Élise Pellegrin

Personal information
- Born: 7 May 1991 (age 35) Blois, France
- Height: 162 cm (5 ft 4 in)
- Weight: 58 kg (128 lb)

Sport
- Country: Malta

= Élise Pellegrin =

Maltese-French alpine skier (born 1991)

Élise Pellegrin (born 7 May 1991) is a Maltese-French alpine skier who has competed since 2006. Pellegrin was born in Blois, France, and qualified to compete for Malta at the 2014 Winter Olympics in Sochi, becoming the first Winter Olympian to represent the country. Although Pellegrin was born in France, her great-grandfather had moved to France from Malta, which gave her the opportunity to compete for the country. Pellegrin was also the flagbearer for Malta at the opening ceremony.

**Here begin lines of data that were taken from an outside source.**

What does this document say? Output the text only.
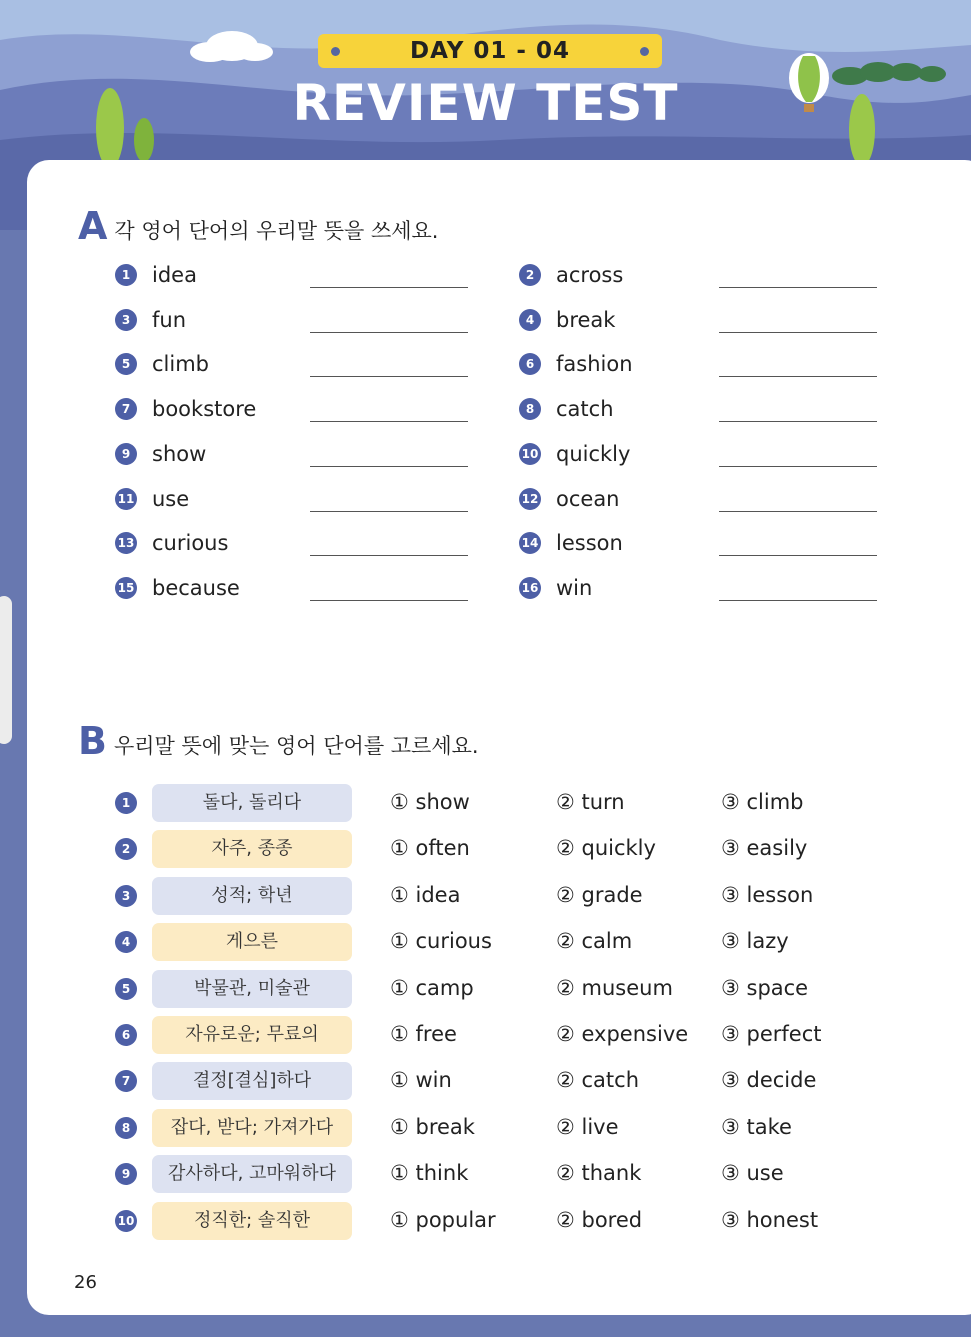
DAY 01 - 04
REVIEW TEST
A 각 영어 단어의 우리말 뜻을 쓰세요.
1	idea	2	across
3	fun	4	break
5	climb	6	fashion
7	bookstore	8	catch
9	show	10 quickly
11 use	12 ocean
13 curious	14 lesson
15 because	16 win
B 우리말 뜻에 맞는 영어 단어를 고르세요.
1	돌다, 돌리다	① show	② turn	③ climb
2	자주, 종종	① often	② quickly	③ easily
3	성적; 학년	① idea	② grade	③ lesson
4	게으른	① curious	② calm	③ lazy
5	박물관, 미술관	① camp	② museum ③ space
6	자유로운; 무료의	① free	② expensive ③ perfect
7	결정[결심]하다	① win	② catch	③ decide
8	잡다, 받다; 가져가다	① break	② live	③ take
9	감사하다, 고마워하다	① think	② thank	③ use
10	정직한; 솔직한	① popular	② bored	③ honest
26
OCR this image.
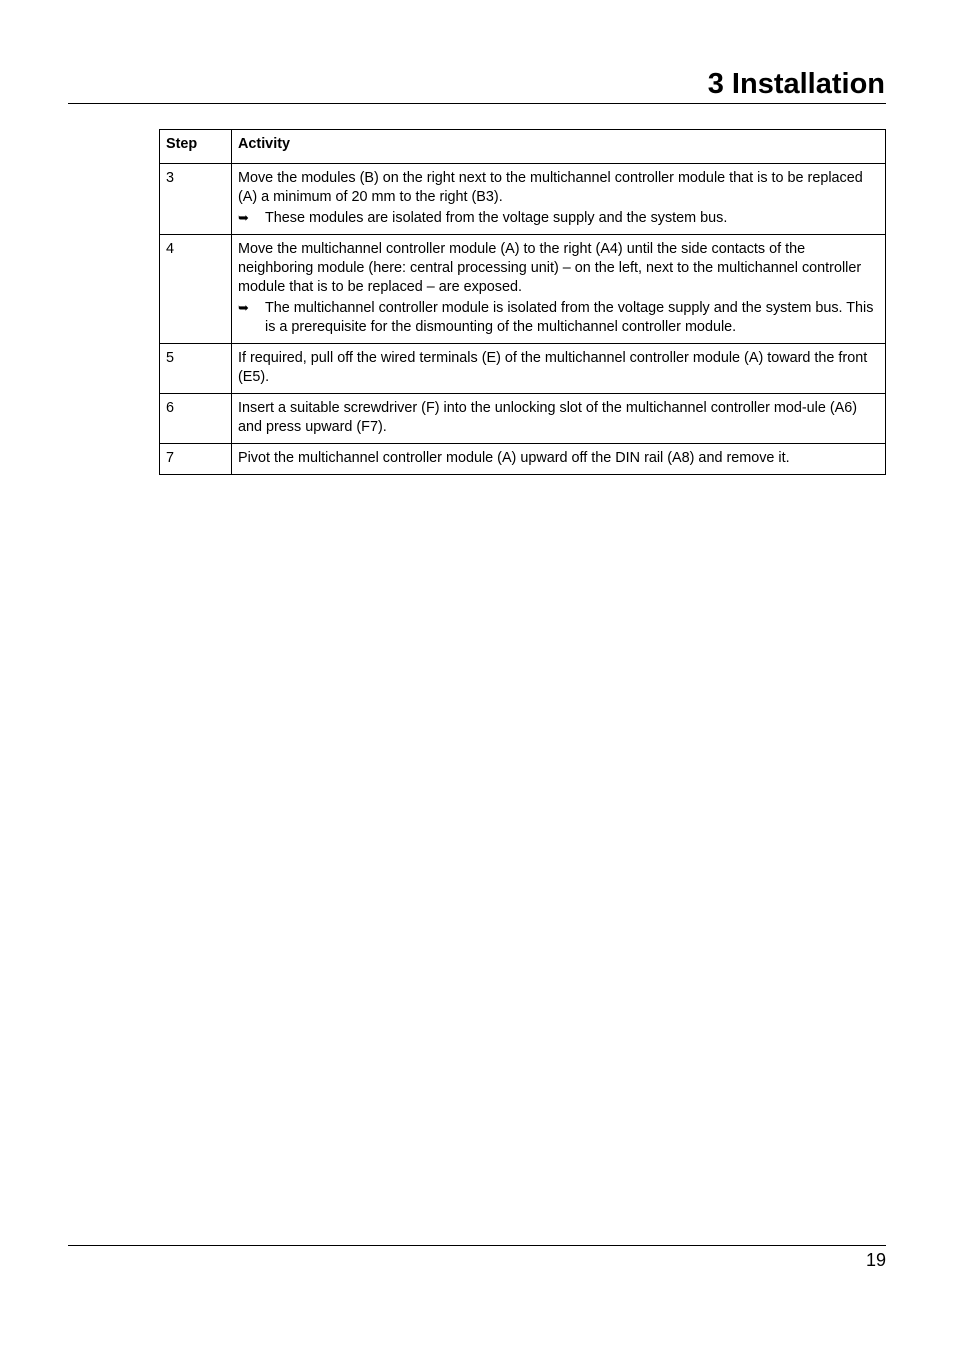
3 Installation
Step	Activity
3	Move the modules (B) on the right next to the multichannel controller module that is to be replaced (A) a minimum of 20 mm to the right (B3).
➥ These modules are isolated from the voltage supply and the system bus.

4	Move the multichannel controller module (A) to the right (A4) until the side contacts of the neighboring module (here: central processing unit) – on the left, next to the multichannel controller module that is to be replaced – are exposed.
➥ The multichannel controller module is isolated from the voltage supply and the system bus. This is a prerequisite for the dismounting of the multichannel controller module.

5	If required, pull off the wired terminals (E) of the multichannel controller module (A) toward the front (E5).

6	Insert a suitable screwdriver (F) into the unlocking slot of the multichannel controller mod-ule (A6) and press upward (F7).

7	Pivot the multichannel controller module (A) upward off the DIN rail (A8) and remove it.
19
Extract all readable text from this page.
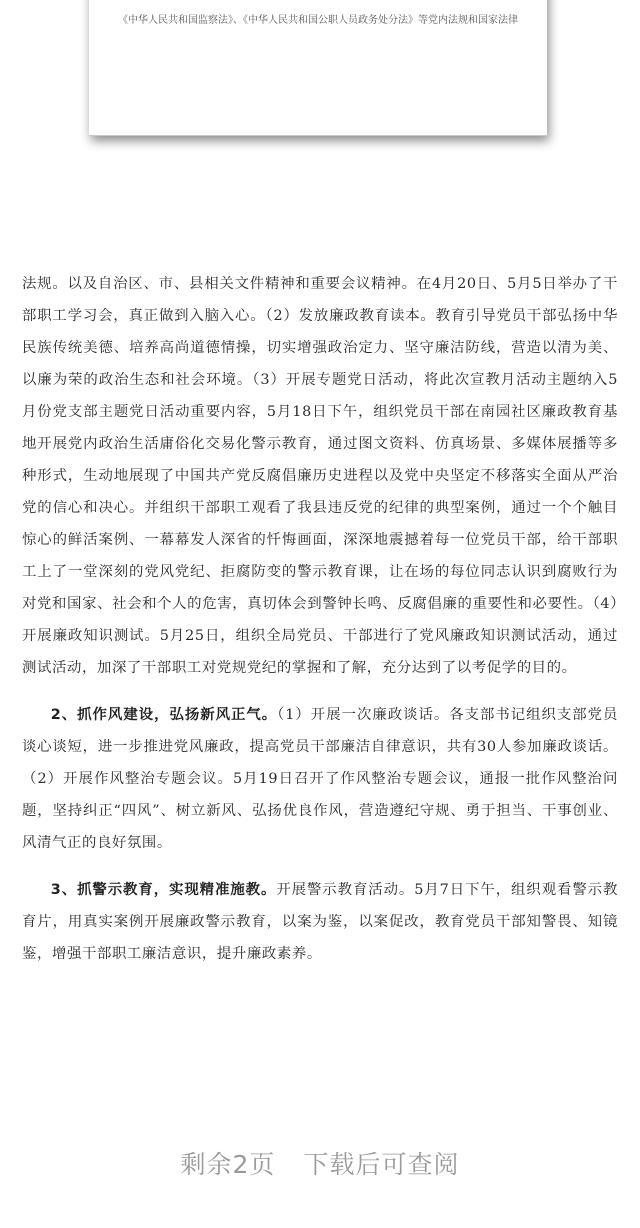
《中华人民共和国监察法》、《中华人民共和国公职人员政务处分法》等党内法规和国家法律

法规。以及自治区、市、县相关文件精神和重要会议精神。在4月20日、5月5日举办了干部职工学习会，真正做到入脑入心。（2）发放廉政教育读本。教育引导党员干部弘扬中华民族传统美德、培养高尚道德情操，切实增强政治定力、坚守廉洁防线，营造以清为美、以廉为荣的政治生态和社会环境。（3）开展专题党日活动，将此次宣教月活动主题纳入5月份党支部主题党日活动重要内容，5月18日下午，组织党员干部在南园社区廉政教育基地开展党内政治生活庸俗化交易化警示教育，通过图文资料、仿真场景、多媒体展播等多种形式，生动地展现了中国共产党反腐倡廉历史进程以及党中央坚定不移落实全面从严治党的信心和决心。并组织干部职工观看了我县违反党的纪律的典型案例，通过一个个触目惊心的鲜活案例、一幕幕发人深省的忏悔画面，深深地震撼着每一位党员干部，给干部职工上了一堂深刻的党风党纪、拒腐防变的警示教育课，让在场的每位同志认识到腐败行为对党和国家、社会和个人的危害，真切体会到警钟长鸣、反腐倡廉的重要性和必要性。（4）开展廉政知识测试。5月25日，组织全局党员、干部进行了党风廉政知识测试活动，通过测试活动，加深了干部职工对党规党纪的掌握和了解，充分达到了以考促学的目的。

2、抓作风建设，弘扬新风正气。（1）开展一次廉政谈话。各支部书记组织支部党员谈心谈短，进一步推进党风廉政，提高党员干部廉洁自律意识，共有30人参加廉政谈话。（2）开展作风整治专题会议。5月19日召开了作风整治专题会议，通报一批作风整治问题，坚持纠正“四风”、树立新风、弘扬优良作风，营造遵纪守规、勇于担当、干事创业、风清气正的良好氛围。

3、抓警示教育，实现精准施教。开展警示教育活动。5月7日下午，组织观看警示教育片，用真实案例开展廉政警示教育，以案为鉴，以案促改，教育党员干部知警畏、知镜鉴，增强干部职工廉洁意识，提升廉政素养。

剩余2页 下载后可查阅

In the giant slalom, Pellegrin completed the first run in 1:36.85 to finish 72nd from 88 starters. In the second run, she recorded a slightly faster time of 1:36.27 for an aggregate time of 3:13.12 that enabled her to climb up the rankings and finish 65th of the 67 skiers who completed both runs.

In her preferred discipline, the slalom, Pellegrin completed the opening run in 1:07.10 to finish 52nd from 86 starters. She then showed a remarkable improvement in her second run, completing the course in 1:02.73 for an overall 2:09.83. This lifted her in the final standings to 42nd out of 49 skiers who completed both runs.